Of late, the greater danger is that these SCM purveyors are buying up & owning the 2 extreme ends of the supply chain, either the farms/mines or the factories, in an effort to realise better & better margins.
The risks rises and the biz model switches from managing supply chains to owning & managing farms and factories with accompanying skillsets and asset ownership (high capex involved) risks.
I was particularly worried when Temasek got Goodyear as the CEO, in an effort to allocate more for commodities exposure. I hope with Goodyear gone, Big T's exposure has lessened.
Two commodities, sugar and cotton comes to mind, in recent months.
The cotton mkts volatilities in recent mths has certainly exposed the flaw in the so called SCM model.

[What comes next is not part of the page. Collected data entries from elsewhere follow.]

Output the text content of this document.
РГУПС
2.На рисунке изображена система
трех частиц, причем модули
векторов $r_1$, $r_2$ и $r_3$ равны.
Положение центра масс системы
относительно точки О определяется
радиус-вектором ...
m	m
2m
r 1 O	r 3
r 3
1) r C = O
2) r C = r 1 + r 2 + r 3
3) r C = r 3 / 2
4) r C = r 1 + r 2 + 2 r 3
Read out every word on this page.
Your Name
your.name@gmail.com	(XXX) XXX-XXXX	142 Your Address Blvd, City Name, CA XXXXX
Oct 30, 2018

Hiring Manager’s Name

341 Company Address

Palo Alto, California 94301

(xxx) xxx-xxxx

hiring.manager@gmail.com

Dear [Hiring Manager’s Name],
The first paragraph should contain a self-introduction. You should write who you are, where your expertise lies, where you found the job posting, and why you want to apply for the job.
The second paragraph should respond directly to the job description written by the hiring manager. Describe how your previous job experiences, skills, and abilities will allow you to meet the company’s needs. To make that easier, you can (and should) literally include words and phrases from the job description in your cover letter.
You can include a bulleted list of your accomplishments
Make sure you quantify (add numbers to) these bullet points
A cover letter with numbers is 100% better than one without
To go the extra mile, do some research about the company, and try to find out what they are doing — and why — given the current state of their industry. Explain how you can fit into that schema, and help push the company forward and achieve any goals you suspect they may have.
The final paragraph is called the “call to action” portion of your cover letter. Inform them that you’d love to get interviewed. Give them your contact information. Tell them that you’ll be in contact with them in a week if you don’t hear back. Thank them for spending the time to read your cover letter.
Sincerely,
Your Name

US cotton farmers faced with escalating cotton prices reneged and did not deliver on their forward contracts preferring to resell on the spot mkts where prices have doubled. With the doubling of prices within a few short mths, the factories were priced out and their demand plunged, so the SCM guys got squeezed from both ends, stuck with high priced cotton inventories when cotton prices plunged.
Apparently, all the SCMs; Cargill, Glencore, Noble and Olam? are all hit......
Anyway, I have always never been smart enuff to figure out Noble's founder Richard Elman's financial statements, and find his SGX announcements too expressive and colorful and lacking in detail for my understanding.